I had the opportunity to meet people from all over the
country who are involved in various roles in healthcare advocacy, enrollment
and policy.
My overwhelming feeling the first couple of days was of
being old. The conference provided young professionals the opportunity to
attend the conference at a reduced rate and offered break-out sessions designed
specifically for that group. It was a great idea! It was wonderful to see
young, energetic people working passionately for the issues I believe in.
My new favorite song is a rap song – Glory – from the movie Selma. These lines from the song keep going
through my mind:
“Somewhere
in the dream we had an epiphany
Now we right the wrongs in history
No one can win the war individually
It takes the wisdom of the elders and young people's energy…”
Now we right the wrongs in history
No one can win the war individually
It takes the wisdom of the elders and young people's energy…”
It takes the wisdom of the elders and young people’s energy…
how true. We really have to value each other and the role of both the young and
the old. The healthcare battle is one that will not be finished in my lifetime.
The fight for healthcare equity has been going on for over 100 years. The
resolution is not at hand.
But it is so reassuring to see so many people who feel as
passionately as I do about this issue. While many disagree with me, at the end
of the day we are all better off if everyone has access to healthcare. We
have to continue the work to ensure that healthcare is accessible, affordable, and quality. We still have a lot of work to do.

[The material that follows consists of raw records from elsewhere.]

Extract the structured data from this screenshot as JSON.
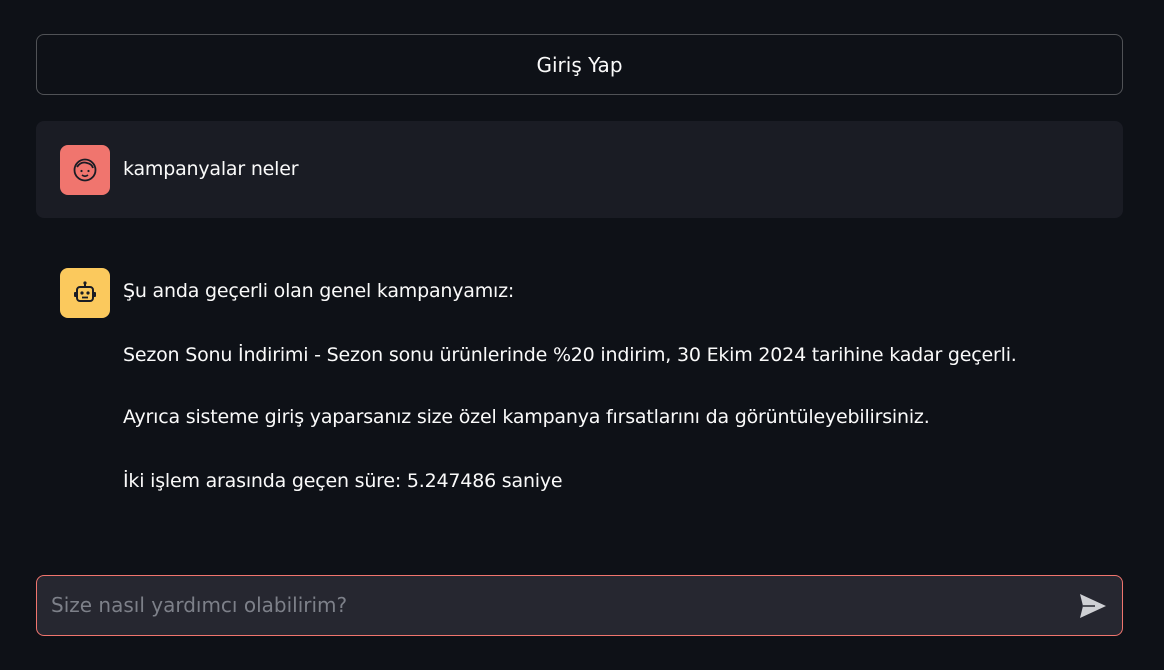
{
  "login_button": {
    "label": "Giriş Yap"
  },
  "messages": [
    {
      "role": "user",
      "avatar_icon": "user-face-icon",
      "avatar_color": "#f0756e",
      "text": "kampanyalar neler"
    },
    {
      "role": "assistant",
      "avatar_icon": "robot-icon",
      "avatar_color": "#fbc95d",
      "lines": [
        "Şu anda geçerli olan genel kampanyamız:",
        "Sezon Sonu İndirimi - Sezon sonu ürünlerinde %20 indirim, 30 Ekim 2024 tarihine kadar geçerli.",
        "Ayrıca sisteme giriş yaparsanız size özel kampanya fırsatlarını da görüntüleyebilirsiniz.",
        "İki işlem arasında geçen süre: 5.247486 saniye"
      ]
    }
  ],
  "chat_input": {
    "placeholder": "Size nasıl yardımcı olabilirim?",
    "value": "",
    "send_icon": "send-arrow-icon",
    "border_color": "#f0756e"
  },
  "theme": {
    "background": "#0e1117",
    "user_message_background": "#1a1c24",
    "text_color": "#fafafa"
  }
}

I am ready to do my part – thank you FamiliesUSA for my
“booster shot”!
Tuesday, January 20, 2015
NEHM
Today’s
email brought this message: “The Board of Directors of Episcopal Health Ministries, facing the
reality of the funding environment, has concluded that we can no longer
maintain our current staffing.”
A
transition team has been put in place…
Another
loss.
National
Episcopal Health Ministries (they dropped National from the name a couple of
years ago, but I still always think of them as NEHM) has been such an important
part of my journey for the past eight years.
I
have attended every one of the national conferences put on by NEHM; I have
presented at three of them. Because of one presentation about healthcare
reform, I had the opportunity to do a national webcast. Matt and Sue have supported
me and encouraged me.
I
have met people from all over the country who are involved in healthcare in
various ways. There are parish nurses, nurse practitioners, priests, and people
involved in every aspect of healthcare and faith.
At
the conferences we have heard amazing speakers – Edwina Gately and Sara Miles
among them. We have visited amazing places – Kanuga in North Carolina; San Francisco;
Racine, Wisconsin; and, my favorite - New Orleans!
This
news just makes me so sad…I will miss the people and the opportunities that
NEHM gave me.
Matt
and Sue, thank you for all you have done, and best wishes for the future.